Lawrence Foster. Photo : DR
Laurence
Foster a clairement mis en évidence ces influences et les violents contrastes
de la partition, ne se faisant jamais excessif dans le pompiérisme de l’œuvre pour
mieux en souligner les élans passionnés et l’onirisme. Le courant semble bien
passer entre l’orchestre marseillais - les cuivres, fort sollicités, font un sans-faute
- et son nouveau directeur musical, qui excelle dans le répertoire français
comme en témoignent ses enregistrements d’Œdipe
de Georges Enesco (1) et de l’Etranger
de Vincent d’Indy (2).
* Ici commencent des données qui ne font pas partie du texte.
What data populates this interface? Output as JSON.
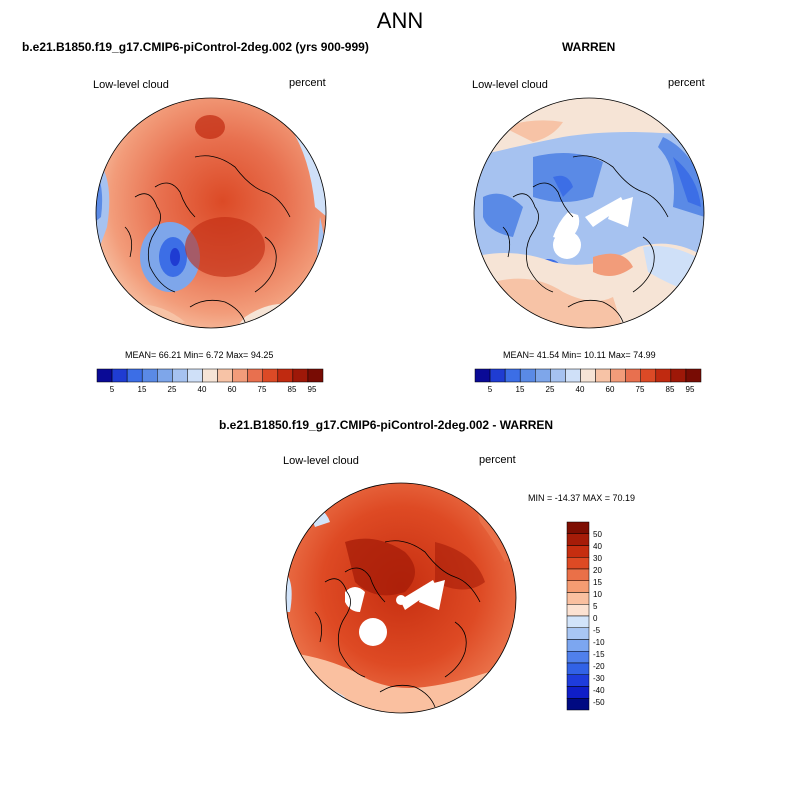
{
  "main_title": "ANN",
  "colors": {
    "abs_palette": [
      "#0a0a96",
      "#1f3cd2",
      "#3c6ee6",
      "#5a8ae6",
      "#7ea6ea",
      "#a6c2f0",
      "#cfe0f8",
      "#f6e4d6",
      "#f7c3a6",
      "#f29c7a",
      "#e8704f",
      "#dc4a26",
      "#c02a10",
      "#9e1808",
      "#780c04"
    ],
    "diff_palette": [
      "#000a82",
      "#0f1ec8",
      "#1e3cdc",
      "#3262e6",
      "#5080ec",
      "#7ca6f0",
      "#a8c6f4",
      "#d2e4fa",
      "#fce2d2",
      "#fac0a0",
      "#f59c72",
      "#ea7048",
      "#de4a24",
      "#c62e10",
      "#a61c08",
      "#7e0e02"
    ]
  },
  "panels": {
    "left": {
      "title": "b.e21.B1850.f19_g17.CMIP6-piControl-2deg.002 (yrs 900-999)",
      "variable": "Low-level cloud",
      "units": "percent",
      "stats": "MEAN=  66.21   Min=   6.72   Max=  94.25",
      "colorbar_labels": [
        "5",
        "15",
        "25",
        "40",
        "60",
        "75",
        "85",
        "95"
      ]
    },
    "right": {
      "title": "WARREN",
      "variable": "Low-level cloud",
      "units": "percent",
      "stats": "MEAN=  41.54   Min=  10.11   Max=  74.99",
      "colorbar_labels": [
        "5",
        "15",
        "25",
        "40",
        "60",
        "75",
        "85",
        "95"
      ]
    },
    "bottom": {
      "title": "b.e21.B1850.f19_g17.CMIP6-piControl-2deg.002 - WARREN",
      "variable": "Low-level cloud",
      "units": "percent",
      "stats": "MIN = -14.37 MAX =  70.19",
      "colorbar_labels": [
        "50",
        "40",
        "30",
        "20",
        "15",
        "10",
        "5",
        "0",
        "-5",
        "-10",
        "-15",
        "-20",
        "-30",
        "-40",
        "-50"
      ]
    }
  }
}
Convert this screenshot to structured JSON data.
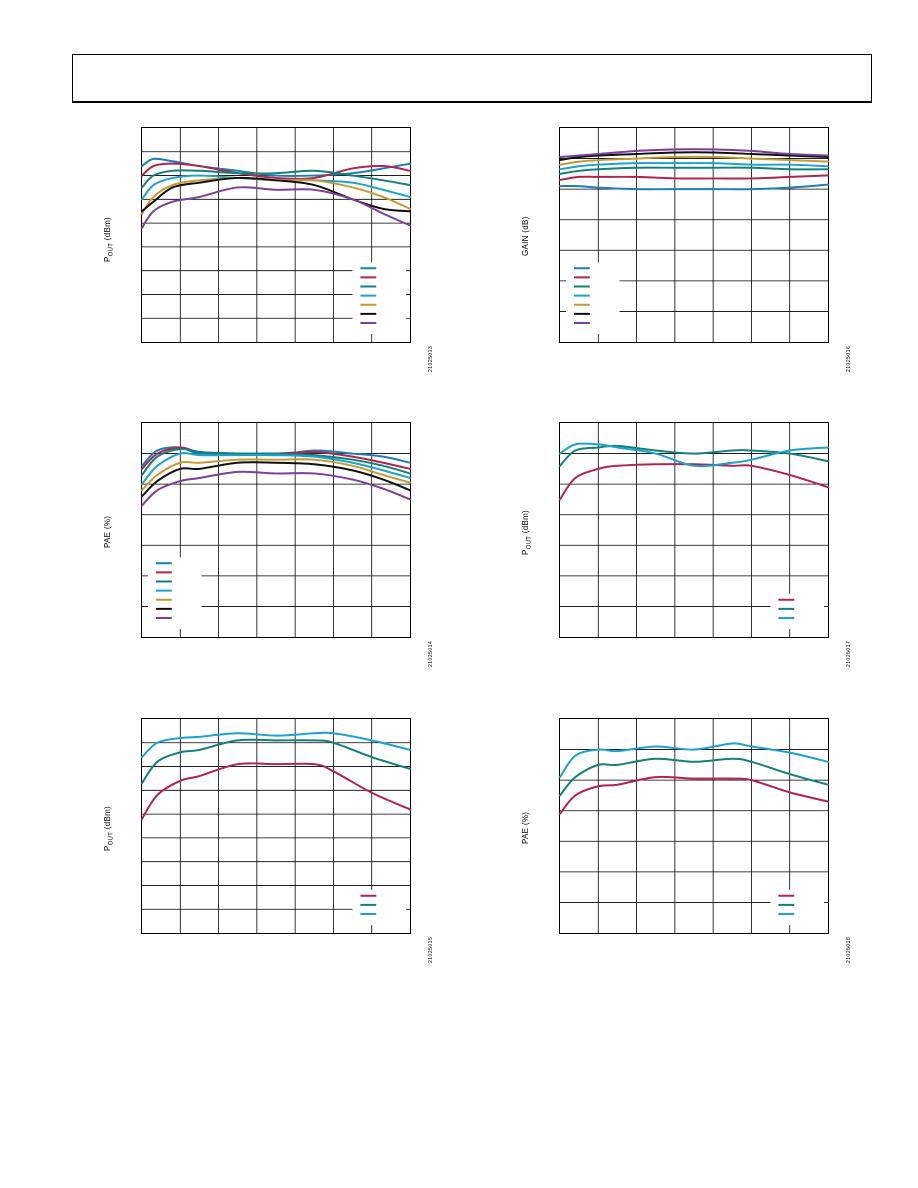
{
  "colors": {
    "blue": "#1a7fb5",
    "crimson": "#b0244f",
    "teal": "#13807a",
    "cyan": "#1aa3cc",
    "gold": "#c59a32",
    "black": "#111111",
    "purple": "#7b3f95"
  },
  "chart_data": [
    {
      "type": "line",
      "ylabel_main": "P",
      "ylabel_sub": "OUT",
      "ylabel_rest": " (dBm)",
      "figure_id": "21025013",
      "xlim": [
        0,
        7
      ],
      "ylim": [
        0,
        9
      ],
      "grid": true,
      "legend_position": "bottom-right",
      "series": [
        {
          "color": "blue",
          "x": [
            0,
            0.3,
            0.8,
            1.5,
            2.5,
            3.5,
            4.5,
            5.5,
            6.3,
            7
          ],
          "y": [
            7.4,
            7.7,
            7.6,
            7.4,
            7.2,
            7.0,
            7.0,
            7.1,
            7.3,
            7.5
          ]
        },
        {
          "color": "crimson",
          "x": [
            0,
            0.3,
            0.8,
            1.5,
            2.5,
            3.5,
            4.5,
            5.5,
            6.3,
            7
          ],
          "y": [
            7.0,
            7.4,
            7.5,
            7.4,
            7.1,
            6.9,
            6.9,
            7.3,
            7.4,
            7.2
          ]
        },
        {
          "color": "teal",
          "x": [
            0,
            0.3,
            0.8,
            1.5,
            2.5,
            3.5,
            4.5,
            5.5,
            6.3,
            7
          ],
          "y": [
            6.5,
            7.0,
            7.2,
            7.2,
            7.1,
            7.1,
            7.2,
            7.0,
            6.8,
            6.6
          ]
        },
        {
          "color": "cyan",
          "x": [
            0,
            0.3,
            0.8,
            1.5,
            2.5,
            3.5,
            4.5,
            5.5,
            6.3,
            7
          ],
          "y": [
            6.0,
            6.6,
            6.9,
            7.0,
            6.9,
            6.8,
            6.8,
            6.7,
            6.4,
            6.1
          ]
        },
        {
          "color": "gold",
          "x": [
            0,
            0.3,
            0.8,
            1.5,
            2.5,
            3.5,
            4.5,
            5.5,
            6.3,
            7
          ],
          "y": [
            5.4,
            6.1,
            6.6,
            6.8,
            6.9,
            6.8,
            6.8,
            6.5,
            6.1,
            5.6
          ]
        },
        {
          "color": "black",
          "x": [
            0,
            0.3,
            0.8,
            1.5,
            2.5,
            3.5,
            4.5,
            5.5,
            6.3,
            7
          ],
          "y": [
            5.5,
            5.9,
            6.5,
            6.7,
            6.9,
            6.8,
            6.6,
            6.0,
            5.6,
            5.5
          ]
        },
        {
          "color": "purple",
          "x": [
            0,
            0.3,
            0.8,
            1.5,
            2.5,
            3.5,
            4.5,
            5.5,
            6.3,
            7
          ],
          "y": [
            4.8,
            5.5,
            5.9,
            6.1,
            6.5,
            6.4,
            6.4,
            6.0,
            5.4,
            4.9
          ]
        }
      ]
    },
    {
      "type": "line",
      "ylabel_main": "GAIN",
      "ylabel_sub": "",
      "ylabel_rest": " (dB)",
      "figure_id": "21025016",
      "xlim": [
        0,
        7
      ],
      "ylim": [
        0,
        7
      ],
      "grid": true,
      "legend_position": "bottom-left",
      "series": [
        {
          "color": "blue",
          "x": [
            0,
            0.5,
            1,
            2,
            3,
            4,
            5,
            6,
            7
          ],
          "y": [
            5.1,
            5.1,
            5.05,
            5.0,
            5.0,
            5.0,
            5.0,
            5.05,
            5.15
          ]
        },
        {
          "color": "crimson",
          "x": [
            0,
            0.5,
            1,
            2,
            3,
            4,
            5,
            6,
            7
          ],
          "y": [
            5.3,
            5.4,
            5.4,
            5.4,
            5.35,
            5.35,
            5.35,
            5.4,
            5.45
          ]
        },
        {
          "color": "teal",
          "x": [
            0,
            0.5,
            1,
            2,
            3,
            4,
            5,
            6,
            7
          ],
          "y": [
            5.5,
            5.6,
            5.65,
            5.7,
            5.7,
            5.7,
            5.7,
            5.65,
            5.65
          ]
        },
        {
          "color": "cyan",
          "x": [
            0,
            0.5,
            1,
            2,
            3,
            4,
            5,
            6,
            7
          ],
          "y": [
            5.65,
            5.75,
            5.8,
            5.85,
            5.85,
            5.85,
            5.8,
            5.8,
            5.75
          ]
        },
        {
          "color": "gold",
          "x": [
            0,
            0.5,
            1,
            2,
            3,
            4,
            5,
            6,
            7
          ],
          "y": [
            5.8,
            5.9,
            5.95,
            6.0,
            6.05,
            6.05,
            6.0,
            5.95,
            5.9
          ]
        },
        {
          "color": "black",
          "x": [
            0,
            0.5,
            1,
            2,
            3,
            4,
            5,
            6,
            7
          ],
          "y": [
            5.95,
            6.05,
            6.1,
            6.15,
            6.2,
            6.2,
            6.15,
            6.1,
            6.05
          ]
        },
        {
          "color": "purple",
          "x": [
            0,
            0.5,
            1,
            2,
            3,
            4,
            5,
            6,
            7
          ],
          "y": [
            6.05,
            6.1,
            6.15,
            6.25,
            6.3,
            6.3,
            6.25,
            6.15,
            6.1
          ]
        }
      ]
    },
    {
      "type": "line",
      "ylabel_main": "PAE",
      "ylabel_sub": "",
      "ylabel_rest": " (%)",
      "figure_id": "21025014",
      "xlim": [
        0,
        7
      ],
      "ylim": [
        0,
        7
      ],
      "grid": true,
      "legend_position": "bottom-left",
      "series": [
        {
          "color": "blue",
          "x": [
            0,
            0.4,
            1,
            1.5,
            2.5,
            3.5,
            4.5,
            5.5,
            6.3,
            7
          ],
          "y": [
            5.6,
            6.1,
            6.2,
            6.0,
            6.0,
            5.95,
            6.1,
            6.0,
            5.9,
            5.7
          ]
        },
        {
          "color": "crimson",
          "x": [
            0,
            0.4,
            1,
            1.5,
            2.5,
            3.5,
            4.5,
            5.5,
            6.3,
            7
          ],
          "y": [
            5.5,
            6.0,
            6.2,
            6.05,
            6.0,
            6.0,
            6.05,
            5.9,
            5.7,
            5.5
          ]
        },
        {
          "color": "teal",
          "x": [
            0,
            0.4,
            1,
            1.5,
            2.5,
            3.5,
            4.5,
            5.5,
            6.3,
            7
          ],
          "y": [
            5.3,
            5.9,
            6.15,
            6.05,
            6.0,
            6.0,
            5.95,
            5.8,
            5.6,
            5.35
          ]
        },
        {
          "color": "cyan",
          "x": [
            0,
            0.4,
            1,
            1.5,
            2.5,
            3.5,
            4.5,
            5.5,
            6.3,
            7
          ],
          "y": [
            5.0,
            5.6,
            6.0,
            5.95,
            5.95,
            5.95,
            5.9,
            5.7,
            5.45,
            5.2
          ]
        },
        {
          "color": "gold",
          "x": [
            0,
            0.4,
            1,
            1.5,
            2.5,
            3.5,
            4.5,
            5.5,
            6.3,
            7
          ],
          "y": [
            4.8,
            5.3,
            5.7,
            5.7,
            5.8,
            5.8,
            5.8,
            5.6,
            5.3,
            5.05
          ]
        },
        {
          "color": "black",
          "x": [
            0,
            0.4,
            1,
            1.5,
            2.5,
            3.5,
            4.5,
            5.5,
            6.3,
            7
          ],
          "y": [
            4.6,
            5.1,
            5.5,
            5.5,
            5.7,
            5.7,
            5.65,
            5.45,
            5.15,
            4.8
          ]
        },
        {
          "color": "purple",
          "x": [
            0,
            0.4,
            1,
            1.5,
            2.5,
            3.5,
            4.5,
            5.5,
            6.3,
            7
          ],
          "y": [
            4.3,
            4.8,
            5.1,
            5.2,
            5.4,
            5.35,
            5.35,
            5.15,
            4.85,
            4.5
          ]
        }
      ]
    },
    {
      "type": "line",
      "ylabel_main": "P",
      "ylabel_sub": "OUT",
      "ylabel_rest": " (dBm)",
      "figure_id": "21025017",
      "xlim": [
        0,
        7
      ],
      "ylim": [
        0,
        7
      ],
      "grid": true,
      "legend_position": "bottom-right",
      "series": [
        {
          "color": "crimson",
          "x": [
            0,
            0.4,
            1,
            1.5,
            2.5,
            3.5,
            4.5,
            5,
            6,
            7
          ],
          "y": [
            4.5,
            5.2,
            5.5,
            5.6,
            5.65,
            5.65,
            5.6,
            5.6,
            5.3,
            4.9
          ]
        },
        {
          "color": "teal",
          "x": [
            0,
            0.4,
            1,
            1.5,
            2.5,
            3.5,
            4.5,
            5,
            6,
            7
          ],
          "y": [
            5.6,
            6.1,
            6.2,
            6.25,
            6.1,
            6.0,
            6.1,
            6.1,
            6.0,
            5.75
          ]
        },
        {
          "color": "cyan",
          "x": [
            0,
            0.4,
            1,
            1.5,
            2.5,
            3.5,
            4.5,
            5,
            6,
            7
          ],
          "y": [
            6.0,
            6.3,
            6.3,
            6.2,
            6.0,
            5.6,
            5.7,
            5.8,
            6.1,
            6.2
          ]
        }
      ]
    },
    {
      "type": "line",
      "ylabel_main": "P",
      "ylabel_sub": "OUT",
      "ylabel_rest": " (dBm)",
      "figure_id": "21025015",
      "xlim": [
        0,
        7
      ],
      "ylim": [
        0,
        9
      ],
      "grid": true,
      "legend_position": "bottom-right",
      "series": [
        {
          "color": "crimson",
          "x": [
            0,
            0.4,
            1,
            1.5,
            2.5,
            3.5,
            4.5,
            5,
            6,
            7
          ],
          "y": [
            4.8,
            5.8,
            6.4,
            6.6,
            7.1,
            7.1,
            7.1,
            6.8,
            5.9,
            5.2
          ]
        },
        {
          "color": "teal",
          "x": [
            0,
            0.4,
            1,
            1.5,
            2.5,
            3.5,
            4.5,
            5,
            6,
            7
          ],
          "y": [
            6.3,
            7.2,
            7.6,
            7.7,
            8.1,
            8.1,
            8.1,
            8.0,
            7.4,
            6.9
          ]
        },
        {
          "color": "cyan",
          "x": [
            0,
            0.4,
            1,
            1.5,
            2.5,
            3.5,
            4.5,
            5,
            6,
            7
          ],
          "y": [
            7.4,
            8.0,
            8.2,
            8.25,
            8.4,
            8.3,
            8.4,
            8.4,
            8.1,
            7.7
          ]
        }
      ]
    },
    {
      "type": "line",
      "ylabel_main": "PAE",
      "ylabel_sub": "",
      "ylabel_rest": " (%)",
      "figure_id": "21025018",
      "xlim": [
        0,
        7
      ],
      "ylim": [
        0,
        7
      ],
      "grid": true,
      "legend_position": "bottom-right",
      "series": [
        {
          "color": "crimson",
          "x": [
            0,
            0.4,
            1,
            1.5,
            2.5,
            3.5,
            4.5,
            5,
            6,
            7
          ],
          "y": [
            3.9,
            4.5,
            4.8,
            4.85,
            5.1,
            5.05,
            5.05,
            5.0,
            4.6,
            4.3
          ]
        },
        {
          "color": "teal",
          "x": [
            0,
            0.4,
            1,
            1.5,
            2.5,
            3.5,
            4.5,
            5,
            6,
            7
          ],
          "y": [
            4.5,
            5.1,
            5.5,
            5.5,
            5.7,
            5.6,
            5.7,
            5.6,
            5.2,
            4.85
          ]
        },
        {
          "color": "cyan",
          "x": [
            0,
            0.4,
            1,
            1.5,
            2.5,
            3.5,
            4.5,
            5,
            6,
            7
          ],
          "y": [
            5.1,
            5.8,
            6.0,
            5.95,
            6.1,
            6.0,
            6.2,
            6.1,
            5.9,
            5.6
          ]
        }
      ]
    }
  ]
}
Attentif aux chanteurs, il ne les couvre jamais,
préservant ainsi le texte qui reste continuellement compréhensible, d’autant
plus que l’articulation des protagonistes est plutôt limpide.
Jules Massenet (1842-1912). Photo : DR
La mise en scène
de Charles Roubaud est d’un traditionalisme qui plaît au public marseillais, et
elle heureusement incarnée par des chanteurs qui se sentent positivement concernés
par les personnages qu’ils interprètent dans une scénographie de toiles peintes façon Cecil B. De
Mille signée Emmanuelle Favre, qui aurait été mieux inspirée de tendre vers la
stylisation plutôt que vers le réalisme hollywoodien. Sa seule « modernité »
est la projection d’une vidéo conçue par Marie-Jeanne Gauthé, qui a voulu
amplifier le réalisme par ses projections d’arbres, fontaines, torches, tandis
que les drapés fort compliqués des robes dessinées par Katia Duflot vont à l’encontre
de l’image que l’on se fait aujourd’hui de la sensualité antique.
Jules Massenet, Cléopâtre. Jean-François Lapointe (Marc Antoine). Photo : DR
La
distribution est dominée par l’impressionnant Marc Antoine de Jean-François
Lapointe, la voix colorée et impérieuse du baryton canadien donnant au triumvir
une noble stature et une fermeté dans ses choix qui transcendent l’incapacité
du Romain à échapper aux charmes de Cléopâtre. Cette dernière est campée par
Béatrice Uria-Monzon, dont la voix a retrouvé ici sa solidité, malgré des pasqsages de registres pas toujours nets, la mezzo-soprano française contrôlant son
vibrato de façon plus assurée que lors de sa Vénus de Tannhäuser entendue à l’Opéra de Strasbourg en mars dernier (voir http://brunoserrou.blogspot.fr/2013/03/les-tourments-de-tannhauser-causes-du.html),
tandis que sa Cléopâtre est sœur aînée de Carmen, mais en plus calculatrice et cynique.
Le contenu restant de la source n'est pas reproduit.